The rule I usually use for symbol names is [a-zA-Z$_], this is like your unquoted strings except that I usually allow numbers inside symbols as long as the symbol doesn't start with a number.

[a-zA-Z$_]([a-zA-Z$_]|[0-9])*

A characters is just a short symbol. I don't think it needs to have its own rule, but if it does, then you need to insure that the string rule requires at least 2 characters.
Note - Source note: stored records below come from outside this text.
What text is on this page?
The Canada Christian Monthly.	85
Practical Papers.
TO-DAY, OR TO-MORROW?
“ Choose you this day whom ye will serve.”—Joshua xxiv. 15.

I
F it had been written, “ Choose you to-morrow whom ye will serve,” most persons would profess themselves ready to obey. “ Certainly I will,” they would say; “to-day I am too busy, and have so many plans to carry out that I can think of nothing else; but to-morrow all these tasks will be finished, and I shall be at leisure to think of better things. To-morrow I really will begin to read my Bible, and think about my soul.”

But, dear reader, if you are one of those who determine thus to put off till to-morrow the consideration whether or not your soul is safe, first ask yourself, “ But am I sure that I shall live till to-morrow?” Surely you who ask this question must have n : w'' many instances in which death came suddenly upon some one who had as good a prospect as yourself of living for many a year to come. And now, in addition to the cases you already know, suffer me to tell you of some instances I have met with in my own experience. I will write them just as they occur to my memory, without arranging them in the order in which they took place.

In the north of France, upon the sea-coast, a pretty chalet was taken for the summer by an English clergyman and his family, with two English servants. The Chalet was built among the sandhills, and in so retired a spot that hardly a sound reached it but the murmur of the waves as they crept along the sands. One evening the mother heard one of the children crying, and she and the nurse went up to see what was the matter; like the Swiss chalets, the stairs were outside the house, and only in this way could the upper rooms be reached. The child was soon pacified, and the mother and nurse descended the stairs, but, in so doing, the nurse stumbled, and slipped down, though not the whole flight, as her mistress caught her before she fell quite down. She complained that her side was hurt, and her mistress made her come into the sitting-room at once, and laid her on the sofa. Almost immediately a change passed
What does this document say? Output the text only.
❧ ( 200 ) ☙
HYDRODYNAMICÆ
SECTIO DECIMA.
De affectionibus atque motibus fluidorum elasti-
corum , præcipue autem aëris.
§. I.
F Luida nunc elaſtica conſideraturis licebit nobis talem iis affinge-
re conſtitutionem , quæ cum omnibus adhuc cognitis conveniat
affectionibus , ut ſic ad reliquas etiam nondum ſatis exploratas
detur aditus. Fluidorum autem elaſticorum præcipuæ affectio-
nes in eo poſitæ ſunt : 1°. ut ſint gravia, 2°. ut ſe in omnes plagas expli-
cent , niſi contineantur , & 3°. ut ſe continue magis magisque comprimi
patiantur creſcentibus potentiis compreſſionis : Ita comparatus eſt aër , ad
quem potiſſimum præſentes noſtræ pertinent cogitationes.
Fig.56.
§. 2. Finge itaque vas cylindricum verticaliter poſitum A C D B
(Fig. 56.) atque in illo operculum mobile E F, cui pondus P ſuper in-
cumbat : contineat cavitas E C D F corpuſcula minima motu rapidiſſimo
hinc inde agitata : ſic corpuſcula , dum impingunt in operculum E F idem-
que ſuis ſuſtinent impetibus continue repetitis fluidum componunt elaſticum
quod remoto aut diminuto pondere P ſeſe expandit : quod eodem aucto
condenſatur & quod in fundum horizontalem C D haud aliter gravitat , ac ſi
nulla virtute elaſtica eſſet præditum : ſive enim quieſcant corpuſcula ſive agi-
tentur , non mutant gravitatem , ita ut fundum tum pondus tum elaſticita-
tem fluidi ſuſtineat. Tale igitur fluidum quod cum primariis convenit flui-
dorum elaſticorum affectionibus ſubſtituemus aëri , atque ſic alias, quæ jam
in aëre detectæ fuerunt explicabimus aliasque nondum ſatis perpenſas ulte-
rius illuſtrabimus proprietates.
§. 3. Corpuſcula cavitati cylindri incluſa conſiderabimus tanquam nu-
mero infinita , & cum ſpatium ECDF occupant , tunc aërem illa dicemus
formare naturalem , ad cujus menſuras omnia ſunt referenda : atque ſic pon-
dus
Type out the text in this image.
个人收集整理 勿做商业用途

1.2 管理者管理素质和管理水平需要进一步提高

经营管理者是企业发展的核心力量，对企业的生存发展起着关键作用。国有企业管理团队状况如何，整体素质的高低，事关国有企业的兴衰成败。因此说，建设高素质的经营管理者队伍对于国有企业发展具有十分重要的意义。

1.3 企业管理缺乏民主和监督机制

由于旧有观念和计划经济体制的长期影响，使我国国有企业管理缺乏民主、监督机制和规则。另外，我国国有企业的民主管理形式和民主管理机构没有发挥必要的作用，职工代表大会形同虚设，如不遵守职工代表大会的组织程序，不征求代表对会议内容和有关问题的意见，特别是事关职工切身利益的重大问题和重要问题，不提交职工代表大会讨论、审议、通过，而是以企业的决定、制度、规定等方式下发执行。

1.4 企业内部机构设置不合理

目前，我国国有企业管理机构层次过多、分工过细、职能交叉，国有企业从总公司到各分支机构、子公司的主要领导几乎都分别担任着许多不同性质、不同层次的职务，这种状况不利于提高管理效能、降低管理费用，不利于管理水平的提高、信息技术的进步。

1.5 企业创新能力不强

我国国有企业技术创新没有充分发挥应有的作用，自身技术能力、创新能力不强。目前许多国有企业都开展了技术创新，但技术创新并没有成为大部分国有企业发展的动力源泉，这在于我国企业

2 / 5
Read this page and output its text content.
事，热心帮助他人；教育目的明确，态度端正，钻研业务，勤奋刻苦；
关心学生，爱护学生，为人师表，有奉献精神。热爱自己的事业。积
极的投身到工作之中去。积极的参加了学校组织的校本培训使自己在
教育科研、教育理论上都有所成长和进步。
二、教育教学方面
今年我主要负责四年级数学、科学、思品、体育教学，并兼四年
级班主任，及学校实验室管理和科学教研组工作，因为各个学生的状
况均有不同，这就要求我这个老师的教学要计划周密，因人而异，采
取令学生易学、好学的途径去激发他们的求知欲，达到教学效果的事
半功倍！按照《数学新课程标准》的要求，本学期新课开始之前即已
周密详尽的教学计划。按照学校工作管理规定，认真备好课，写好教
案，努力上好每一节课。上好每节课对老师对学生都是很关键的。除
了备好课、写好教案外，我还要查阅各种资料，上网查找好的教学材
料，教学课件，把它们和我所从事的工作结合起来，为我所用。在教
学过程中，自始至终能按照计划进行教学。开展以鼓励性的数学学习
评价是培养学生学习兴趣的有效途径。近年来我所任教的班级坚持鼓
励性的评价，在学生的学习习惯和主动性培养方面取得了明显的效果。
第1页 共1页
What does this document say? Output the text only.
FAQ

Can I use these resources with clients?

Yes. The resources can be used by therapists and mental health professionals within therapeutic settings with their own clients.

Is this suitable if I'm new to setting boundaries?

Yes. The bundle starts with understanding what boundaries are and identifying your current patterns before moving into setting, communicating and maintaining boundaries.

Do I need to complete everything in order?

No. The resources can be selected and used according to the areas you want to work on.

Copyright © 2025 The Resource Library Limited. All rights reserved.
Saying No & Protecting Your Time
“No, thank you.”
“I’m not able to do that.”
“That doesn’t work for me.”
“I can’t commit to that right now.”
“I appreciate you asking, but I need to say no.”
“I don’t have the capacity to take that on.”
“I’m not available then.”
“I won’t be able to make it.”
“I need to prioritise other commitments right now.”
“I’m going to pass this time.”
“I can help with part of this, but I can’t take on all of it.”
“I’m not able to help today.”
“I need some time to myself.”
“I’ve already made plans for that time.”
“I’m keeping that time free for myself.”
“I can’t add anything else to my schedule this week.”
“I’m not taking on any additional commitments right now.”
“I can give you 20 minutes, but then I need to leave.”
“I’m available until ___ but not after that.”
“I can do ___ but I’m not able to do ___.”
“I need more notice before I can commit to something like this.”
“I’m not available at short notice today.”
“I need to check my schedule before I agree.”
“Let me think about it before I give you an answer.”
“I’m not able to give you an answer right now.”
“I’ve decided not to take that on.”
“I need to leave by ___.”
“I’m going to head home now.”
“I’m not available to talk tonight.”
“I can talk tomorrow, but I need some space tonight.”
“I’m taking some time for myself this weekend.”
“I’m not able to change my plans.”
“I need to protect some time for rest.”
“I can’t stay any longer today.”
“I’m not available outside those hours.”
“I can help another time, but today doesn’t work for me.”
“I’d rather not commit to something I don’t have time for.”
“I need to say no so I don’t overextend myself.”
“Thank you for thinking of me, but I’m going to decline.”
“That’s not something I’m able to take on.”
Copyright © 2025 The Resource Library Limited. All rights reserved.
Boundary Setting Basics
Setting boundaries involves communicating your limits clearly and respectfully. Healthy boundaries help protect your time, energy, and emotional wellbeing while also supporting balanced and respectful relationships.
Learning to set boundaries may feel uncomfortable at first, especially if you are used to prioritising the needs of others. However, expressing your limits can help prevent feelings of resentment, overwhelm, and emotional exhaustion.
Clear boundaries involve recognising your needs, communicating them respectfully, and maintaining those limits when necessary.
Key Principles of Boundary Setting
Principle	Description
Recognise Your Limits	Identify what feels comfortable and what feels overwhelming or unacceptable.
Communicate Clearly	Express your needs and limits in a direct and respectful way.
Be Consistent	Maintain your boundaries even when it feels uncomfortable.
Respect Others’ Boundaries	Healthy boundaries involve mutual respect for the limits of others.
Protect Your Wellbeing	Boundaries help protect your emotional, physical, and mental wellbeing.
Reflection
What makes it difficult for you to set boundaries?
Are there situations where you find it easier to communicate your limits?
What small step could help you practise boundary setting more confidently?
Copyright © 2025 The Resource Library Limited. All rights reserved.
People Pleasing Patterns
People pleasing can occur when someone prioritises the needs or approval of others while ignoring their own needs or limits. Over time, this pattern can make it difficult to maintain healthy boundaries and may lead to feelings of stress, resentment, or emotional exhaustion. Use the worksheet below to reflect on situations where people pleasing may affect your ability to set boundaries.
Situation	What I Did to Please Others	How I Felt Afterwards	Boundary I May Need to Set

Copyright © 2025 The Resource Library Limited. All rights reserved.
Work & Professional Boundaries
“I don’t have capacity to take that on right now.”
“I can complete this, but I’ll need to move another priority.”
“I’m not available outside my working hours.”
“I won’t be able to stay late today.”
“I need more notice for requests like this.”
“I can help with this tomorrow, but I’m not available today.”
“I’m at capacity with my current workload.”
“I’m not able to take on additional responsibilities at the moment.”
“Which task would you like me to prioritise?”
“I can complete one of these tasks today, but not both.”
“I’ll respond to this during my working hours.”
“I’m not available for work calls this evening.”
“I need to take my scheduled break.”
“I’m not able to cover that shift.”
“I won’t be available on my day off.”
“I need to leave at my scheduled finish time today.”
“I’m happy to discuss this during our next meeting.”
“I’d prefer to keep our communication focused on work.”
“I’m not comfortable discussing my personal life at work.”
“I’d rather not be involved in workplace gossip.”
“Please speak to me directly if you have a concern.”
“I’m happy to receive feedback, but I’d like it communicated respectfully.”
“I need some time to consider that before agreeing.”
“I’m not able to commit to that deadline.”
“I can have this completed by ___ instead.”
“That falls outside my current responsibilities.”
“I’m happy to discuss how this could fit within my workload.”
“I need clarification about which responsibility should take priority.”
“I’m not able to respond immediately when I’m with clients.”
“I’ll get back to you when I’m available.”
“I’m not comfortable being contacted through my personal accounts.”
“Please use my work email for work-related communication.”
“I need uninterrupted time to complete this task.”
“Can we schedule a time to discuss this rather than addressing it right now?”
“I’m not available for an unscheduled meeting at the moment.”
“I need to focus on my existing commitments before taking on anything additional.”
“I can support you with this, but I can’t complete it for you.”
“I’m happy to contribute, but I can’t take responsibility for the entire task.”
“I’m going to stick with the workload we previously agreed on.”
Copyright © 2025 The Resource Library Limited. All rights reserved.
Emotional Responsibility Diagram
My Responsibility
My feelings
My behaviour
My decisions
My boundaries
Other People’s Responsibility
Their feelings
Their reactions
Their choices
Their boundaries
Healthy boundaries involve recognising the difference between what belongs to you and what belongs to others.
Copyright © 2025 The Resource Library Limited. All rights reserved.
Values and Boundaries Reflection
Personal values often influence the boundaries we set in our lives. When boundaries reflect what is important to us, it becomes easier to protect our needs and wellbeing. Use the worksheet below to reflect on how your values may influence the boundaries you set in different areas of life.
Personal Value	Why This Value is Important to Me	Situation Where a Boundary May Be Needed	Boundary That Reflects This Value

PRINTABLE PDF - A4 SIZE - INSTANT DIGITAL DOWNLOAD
[a-zA-Z$_]([a-zA-Z$_]|[0-9])+
John Knoeller
Fixed the mismatched square brackets, but no luck. However, I did manage to duplicate the issue with a shorter set of rules.
Zxaos
+1  A: 

When generating a lexer that's standalone (that is, not one with tokens that are defined in bison/yacc, you typically write an enum at the top of the file defining your tokens. However, the main loop of a lex program, including the main loop generated by default, looks something like this:

while( token = yylex() ){
    ...

This is fine, until your lexer matches the rule that appears first in the enum - in this specific case CDR. Since enums by default start at zero, this causes the while loop to end. Renumbering your enum - will solve the issue.

enum tokens{
            CDR = 1,
            CHARACTER,
            SET
    };

Short version: when defining tokens by hand for a lexer, start with 1 not 0.

Zxaos